7. Miocardiopatia peri-parto: avaliação genética em pacientes com esse diagnóstico mostrou que algumas apresentavam mutações genéticas, às vezes características de cardiomiopatia dilatada familiar, e que algumas tinham familiares de 1º grau com CMP dilatada assintomática. Isso nos faz pensar se não devemos fazer um screening em familiares de 1º grau de pacientes com miocardiopatia periparto.

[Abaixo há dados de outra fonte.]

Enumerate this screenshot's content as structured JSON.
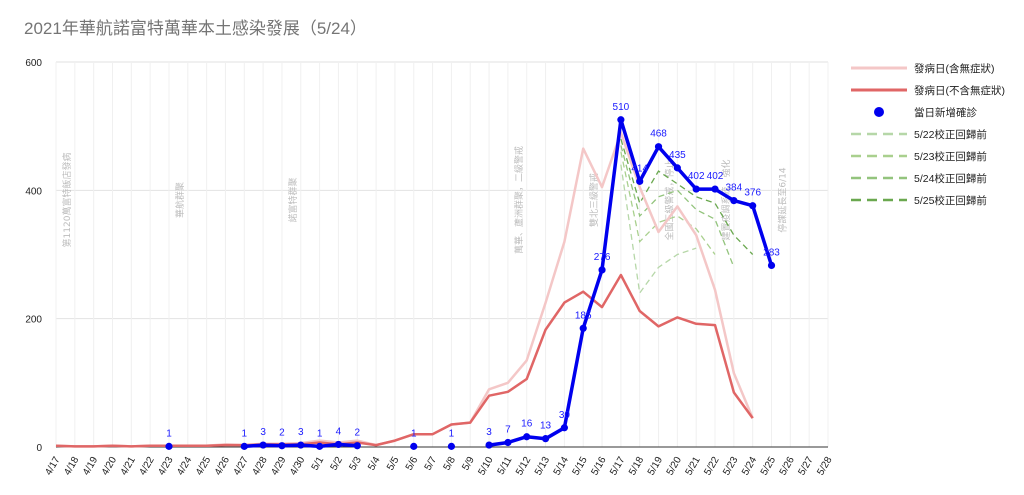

8. Biomarcadores: uma análise recente com biomarcadores tradicionais (troponina T, BNP, PCR) mostrou que a avaliação de 2 biomarcadores em combinação é melhor do que a avaliação isolada de um deles. Quanto ao manejo de pacientes com IC baseado em biomarcadores, ainda faltam evidências – os estudos BATTLESCARRED e RED HOT II apresentaram resultados neutros.

9. Avaliação de risco: o uso de estudos de imagem miocárdica com iodino-123 meta-iodobenzilguanidina auxiliou na avaliação de risco prognóstico de eventos adversos em IC, mas seus custos elevados limitam seu uso rotineiro. Uma alternativa mais em conta para avaliar prognóstico foi feita utilizando teste ergométrico e avaliando o tempo de exercício durante o protocolo de Naughton. A mudança de 1 minuto de exercício foi relacionada com um aumento de 7% do risco de morte. 

10. Epidemiologia: estudo de coorte finlandês, que acompanhou cerca de 60.000 pessoas, mostrou que realmente pessoas com índice de massa corpórea (IMC) elevado e obesidade abdominal tem maior risco de desenvolver IC independente de outros fatores de risco, e que a atividade física tem papel protetor, independente do IMC.

Referência: Owens AT, Jessup M. The Year in Heart Failure. Journal of the American College of Cardiology. 2011 57(11):1573.